The time taken was :

rank 0 set epoch start : 4.7206878662109375e-05
rank 0 set epoch end : 8.702278137207031e-05
rank 0 step start : 72.13791012763977
{"epoch": 0, "step": 0, "lr_weights": 0.0, "lr_biases": 0.0, "loss": 13827.8291015625, "time": 82}
rank 0 step start : 82.55937671661377
{"epoch": 0, "step": 1, "lr_weights": 3.765060240963856e-06, "lr_biases": 9.036144578313253e-08, "loss": 12604.126953125, "time": 83}
rank 0 step start : 83.55196452140808

As the timepoints above shows, it takes about 70 seconds for the iterator to be made, while only 1 second for each iteration (i.e. step) to be taken.

This delay in the iterator creating amounts to 30% of the total computation time be wasted while not utilizing the GPU.

My questions are :

  1. Is this normal behavior?
  2. What could be the cause of this?
  3. Is there way to remedy this?

p.s. One potentially pertinent information is that the batch size is 32, with dataloader num_workers = 8.

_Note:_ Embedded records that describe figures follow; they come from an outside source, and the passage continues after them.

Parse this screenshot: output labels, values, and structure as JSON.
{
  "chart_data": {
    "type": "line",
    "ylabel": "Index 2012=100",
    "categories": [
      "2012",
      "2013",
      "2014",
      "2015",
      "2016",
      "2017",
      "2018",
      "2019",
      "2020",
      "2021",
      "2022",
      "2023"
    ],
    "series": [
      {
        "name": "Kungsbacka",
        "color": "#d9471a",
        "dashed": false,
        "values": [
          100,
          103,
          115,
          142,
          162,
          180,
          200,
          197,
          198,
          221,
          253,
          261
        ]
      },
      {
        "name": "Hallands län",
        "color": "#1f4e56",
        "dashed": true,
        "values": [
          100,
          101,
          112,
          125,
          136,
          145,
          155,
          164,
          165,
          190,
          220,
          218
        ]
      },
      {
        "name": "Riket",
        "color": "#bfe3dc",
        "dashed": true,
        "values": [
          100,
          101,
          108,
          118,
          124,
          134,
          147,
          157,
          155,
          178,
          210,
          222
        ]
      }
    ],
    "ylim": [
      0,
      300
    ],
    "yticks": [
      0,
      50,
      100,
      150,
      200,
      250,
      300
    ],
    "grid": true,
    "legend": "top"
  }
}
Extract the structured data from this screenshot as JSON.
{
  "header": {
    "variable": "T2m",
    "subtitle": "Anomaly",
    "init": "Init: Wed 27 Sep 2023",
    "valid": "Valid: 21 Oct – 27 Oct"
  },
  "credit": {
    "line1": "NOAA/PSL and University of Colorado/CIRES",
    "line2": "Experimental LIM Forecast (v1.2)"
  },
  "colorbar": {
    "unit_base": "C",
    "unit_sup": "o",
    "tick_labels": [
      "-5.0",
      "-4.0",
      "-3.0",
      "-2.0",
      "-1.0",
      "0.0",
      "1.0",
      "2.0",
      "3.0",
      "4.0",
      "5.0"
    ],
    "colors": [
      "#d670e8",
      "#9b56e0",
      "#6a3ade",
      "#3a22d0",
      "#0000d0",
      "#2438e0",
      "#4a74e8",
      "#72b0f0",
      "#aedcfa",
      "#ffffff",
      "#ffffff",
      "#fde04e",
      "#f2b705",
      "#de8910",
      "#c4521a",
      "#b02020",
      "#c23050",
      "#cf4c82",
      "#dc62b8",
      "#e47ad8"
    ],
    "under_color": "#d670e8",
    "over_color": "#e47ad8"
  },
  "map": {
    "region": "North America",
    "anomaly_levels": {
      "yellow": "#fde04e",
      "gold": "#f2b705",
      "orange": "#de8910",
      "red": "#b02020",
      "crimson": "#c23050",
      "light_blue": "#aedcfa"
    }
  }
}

thank you in advance for any of your insights and replies :slight_smile:

At the beginning of the DataLoader loop, all workers will spawn, initialize the Datasets, and start loading their batches. Depending how expensive the Dataset.__init__ method is, this could already take some time (especially if you are loading and processing data). Afterwards, each worker will load batch_size samples by calling batch_size times into Dataset.__getitem__ and create the batch via the collate_fn.
You should check where the bottleneck in your code is and which part takes the majority of the time.
E.g. data loading from a mounted network drive would most likely be the bottleneck and you should consider copying to the node. Without knowing more about your use case I can only speculate and would recommend to profile the code.

Thank you for the reply @ptrblck !

My dataset code loads the whole dataset onto RAM during __init__ then applies transformations in __getitem__ part. Since the __getitem__ part only gets run when the dataloader loop is actually being run (as oppose to creating the dataloader iterator), I believe that the cause of my problem is the __init__ part of the dataset, which only loads and does basic normalization. I’ll try to move the normalization part of the code to the __getitem__ to reduce time. Along with this, are there other ways to solve this?(for ex : is there a way of spawning the workers and doing dataset.__init__ before the actual dataloader iterator is being made to reduce time?)

I have also have some questions :

  1. I thought that since the dataset was created before the dataloader iterator is made, there would be no time spent concerning the dataset during the creation of the dataloader iterator. Is there a way to create multiple same datasets in advance (before creating the dataloader iterator, or while the dataloader iteration is being run (i.e. preparing for the next epoch (new dataloader iterator)) so that the time can be reduced?
  2. I thought that when I set workers as (for example) 4, with batch size 32, each worker loads 8 images so that in total 32 images can be made during collate_fn. However, your response seems to imply that each worker makes their own (whole) batch, then supply them to the GPU for training. If so, am I right in thinking that keeping on increasing the num_workers will at some point have no effect on decreeing data loading time since at some point since the speed of batch loading will be higher than the actual computation time of GPU for each batch?